A cough to clear her desert-dry throat, and she found her voice. “Yes. Quite. Thank you. The horses seem… upset.”

He tipped his cap back, scratched under its brim. “Been sparky ever since the bad doins, Miss. Did you come to see that’un? Blood was right there. I says to my mate, I says, What is this coming to? Even a frail shouldna be done a’ that.”

“Was there anything surpassing strange about… it?” Her head felt too large for her neck, but the words must have come out naturally, for he considered them, his work-hardened hands dropping to his sides. “Other than, oh—!” A helpless movement, she fell into playing the part of a too-gently-bred idiot with the usual effortlessness. Such a persona would make the man facing her much more at ease, and for a moment she wondered what the world would be if it did not require such guile to make headway in.

“Wellnow.” He stuck his thumbs in his braces and took up a widespread stance as the banging and clattering inside mitigated somewhat. “I told the leather bulls, I did. I locked up nice and proper, and came i’ the morn to find the nasty had been left here. Paid a pretty penny to get rid of any bad mancy, too. But the one who came out, he said there weren’t nothing more than a tangle there, took my coin and off he went.”

“Indeed,” she murmured. “Was he a fair hand with sorcery, then?” Since you obviously did not dare refuse payment.

He shrugged, made as if to spit aside, and visibly reconsidered in the face of her quality. “I’m no magicker. Fellow from two streets over, name of Kendall.” He visibly enjoyed telling the story of the body on the doorstep, though it became clear he had not been the one to find it, only coming across it while the first on the scene–a rather unfortunately-named chandler–had been running to fetch assistance.

She managed to elicit the sorcerer Kendall’s address and soothed the stablemaster as well as she was able with her head pounding badly enough to cloud her vision. He took her welling eyes as a sign that she was affected by the poor unfortunate’s fate, and waxed rhapsodic about the quantity of blood, and how the belly had been opened just as a fish’s. How the horses still shied coming out, and how his trade had been disrupted by the crowds come to see, of which she was presumably a late member. She appeared to hang on his every word and finally made a subtle gesture, whereupon Mikal stepped forward with a few pence for the man’s pains.

The stable had returned to its former quiet, but Emma could taste the high brassy tang of horse-fear.

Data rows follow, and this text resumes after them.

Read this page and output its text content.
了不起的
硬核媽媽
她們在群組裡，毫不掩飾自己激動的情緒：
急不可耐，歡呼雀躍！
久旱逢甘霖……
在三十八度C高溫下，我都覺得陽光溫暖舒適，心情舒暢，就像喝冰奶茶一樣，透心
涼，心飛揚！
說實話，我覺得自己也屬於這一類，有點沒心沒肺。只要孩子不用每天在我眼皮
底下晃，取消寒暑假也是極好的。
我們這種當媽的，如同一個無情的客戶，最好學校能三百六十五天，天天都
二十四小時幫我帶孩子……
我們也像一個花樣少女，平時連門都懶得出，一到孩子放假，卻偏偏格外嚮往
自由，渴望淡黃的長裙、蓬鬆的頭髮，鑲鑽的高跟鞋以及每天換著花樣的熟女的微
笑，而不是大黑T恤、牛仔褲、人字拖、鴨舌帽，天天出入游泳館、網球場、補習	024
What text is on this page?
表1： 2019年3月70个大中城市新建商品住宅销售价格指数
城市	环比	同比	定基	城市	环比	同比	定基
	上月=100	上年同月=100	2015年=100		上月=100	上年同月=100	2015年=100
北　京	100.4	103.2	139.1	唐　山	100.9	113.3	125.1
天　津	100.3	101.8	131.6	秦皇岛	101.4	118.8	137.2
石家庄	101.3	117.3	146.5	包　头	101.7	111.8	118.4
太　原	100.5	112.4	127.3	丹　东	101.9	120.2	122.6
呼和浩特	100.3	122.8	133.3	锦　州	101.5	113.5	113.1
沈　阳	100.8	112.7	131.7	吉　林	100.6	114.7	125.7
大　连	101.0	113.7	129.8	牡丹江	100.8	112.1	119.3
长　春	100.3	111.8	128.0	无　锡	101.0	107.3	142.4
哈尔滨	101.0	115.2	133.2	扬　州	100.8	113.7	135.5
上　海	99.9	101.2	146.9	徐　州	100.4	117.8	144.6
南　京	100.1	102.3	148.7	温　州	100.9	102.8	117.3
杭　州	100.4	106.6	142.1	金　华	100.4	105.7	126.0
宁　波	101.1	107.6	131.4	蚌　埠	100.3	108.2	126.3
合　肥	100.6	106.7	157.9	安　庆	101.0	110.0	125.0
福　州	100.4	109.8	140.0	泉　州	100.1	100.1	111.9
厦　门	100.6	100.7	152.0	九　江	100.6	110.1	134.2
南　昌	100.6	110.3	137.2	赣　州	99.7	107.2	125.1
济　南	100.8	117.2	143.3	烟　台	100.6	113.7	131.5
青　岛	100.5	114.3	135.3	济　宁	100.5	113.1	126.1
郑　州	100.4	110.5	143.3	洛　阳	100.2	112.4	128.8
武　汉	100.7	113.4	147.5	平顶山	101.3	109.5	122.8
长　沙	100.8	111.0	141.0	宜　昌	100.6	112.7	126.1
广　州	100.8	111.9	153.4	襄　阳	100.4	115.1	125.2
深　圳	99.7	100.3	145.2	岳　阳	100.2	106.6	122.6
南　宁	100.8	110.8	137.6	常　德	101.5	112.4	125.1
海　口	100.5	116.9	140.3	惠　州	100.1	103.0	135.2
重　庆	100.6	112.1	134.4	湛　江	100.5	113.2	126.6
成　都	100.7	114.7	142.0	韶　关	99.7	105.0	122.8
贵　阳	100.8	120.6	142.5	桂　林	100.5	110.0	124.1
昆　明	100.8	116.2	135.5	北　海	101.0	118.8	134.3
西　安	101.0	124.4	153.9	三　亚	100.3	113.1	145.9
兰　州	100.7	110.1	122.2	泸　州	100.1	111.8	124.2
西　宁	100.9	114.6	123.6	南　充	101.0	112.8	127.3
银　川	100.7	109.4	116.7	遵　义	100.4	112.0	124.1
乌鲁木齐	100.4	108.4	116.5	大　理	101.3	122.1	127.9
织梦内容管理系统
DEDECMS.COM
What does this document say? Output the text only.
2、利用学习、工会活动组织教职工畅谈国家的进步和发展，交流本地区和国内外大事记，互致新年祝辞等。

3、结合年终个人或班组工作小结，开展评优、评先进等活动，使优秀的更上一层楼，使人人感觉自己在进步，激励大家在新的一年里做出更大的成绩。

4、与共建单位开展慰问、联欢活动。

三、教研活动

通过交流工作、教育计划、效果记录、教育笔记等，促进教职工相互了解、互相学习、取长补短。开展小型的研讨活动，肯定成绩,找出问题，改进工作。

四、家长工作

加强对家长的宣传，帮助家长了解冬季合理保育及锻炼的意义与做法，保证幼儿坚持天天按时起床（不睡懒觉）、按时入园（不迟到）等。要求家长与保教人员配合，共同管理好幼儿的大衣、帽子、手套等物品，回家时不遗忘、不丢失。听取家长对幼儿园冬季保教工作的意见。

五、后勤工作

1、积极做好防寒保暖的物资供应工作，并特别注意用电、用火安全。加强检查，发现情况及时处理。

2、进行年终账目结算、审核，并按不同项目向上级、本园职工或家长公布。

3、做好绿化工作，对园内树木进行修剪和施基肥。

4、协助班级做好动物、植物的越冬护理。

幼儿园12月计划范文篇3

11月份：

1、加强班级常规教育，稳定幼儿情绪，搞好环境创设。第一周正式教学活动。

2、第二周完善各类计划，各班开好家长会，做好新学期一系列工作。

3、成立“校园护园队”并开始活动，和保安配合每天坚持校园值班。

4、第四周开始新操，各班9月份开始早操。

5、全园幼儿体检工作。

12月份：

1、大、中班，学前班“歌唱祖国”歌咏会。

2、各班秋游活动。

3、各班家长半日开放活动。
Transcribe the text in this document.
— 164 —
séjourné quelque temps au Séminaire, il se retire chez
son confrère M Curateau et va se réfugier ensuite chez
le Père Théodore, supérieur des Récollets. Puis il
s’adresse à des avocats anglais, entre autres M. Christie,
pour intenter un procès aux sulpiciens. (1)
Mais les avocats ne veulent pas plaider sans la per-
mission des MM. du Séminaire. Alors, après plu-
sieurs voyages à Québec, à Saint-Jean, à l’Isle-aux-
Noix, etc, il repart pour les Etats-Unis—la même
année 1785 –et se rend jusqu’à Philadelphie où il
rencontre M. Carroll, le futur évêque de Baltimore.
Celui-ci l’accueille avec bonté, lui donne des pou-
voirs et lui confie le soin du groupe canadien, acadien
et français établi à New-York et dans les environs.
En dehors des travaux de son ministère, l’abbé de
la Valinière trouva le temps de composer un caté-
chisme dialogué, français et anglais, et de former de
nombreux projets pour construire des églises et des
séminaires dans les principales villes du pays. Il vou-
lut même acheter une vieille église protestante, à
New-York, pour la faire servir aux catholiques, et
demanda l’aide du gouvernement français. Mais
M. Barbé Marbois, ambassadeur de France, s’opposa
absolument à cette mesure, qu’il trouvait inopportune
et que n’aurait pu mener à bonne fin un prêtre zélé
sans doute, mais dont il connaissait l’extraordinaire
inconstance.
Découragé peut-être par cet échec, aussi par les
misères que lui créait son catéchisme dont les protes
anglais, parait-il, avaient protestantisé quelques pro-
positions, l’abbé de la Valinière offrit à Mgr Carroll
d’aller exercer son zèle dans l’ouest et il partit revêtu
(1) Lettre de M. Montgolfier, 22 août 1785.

She could also taste the sourness of her own, as well. Her stays cut most abominably, and her dress was soaked under her arms and at the small of her back.

Mikal turned as the stableman shuffled back into his dark domain, his broad back vanishing like a spirit’s. “Prima?”

“This Kendall. Two streets away. It might be profitable to visit him.”

“Indeed. You’re… pale.”

No doubt. Her mantle, drawn close, could not ease the shudders seeking to grip her. She denied them outright, her jewellery warming comfortingly. “I suspect I shall be much more so before this affair is over. I have a rather curious thought.”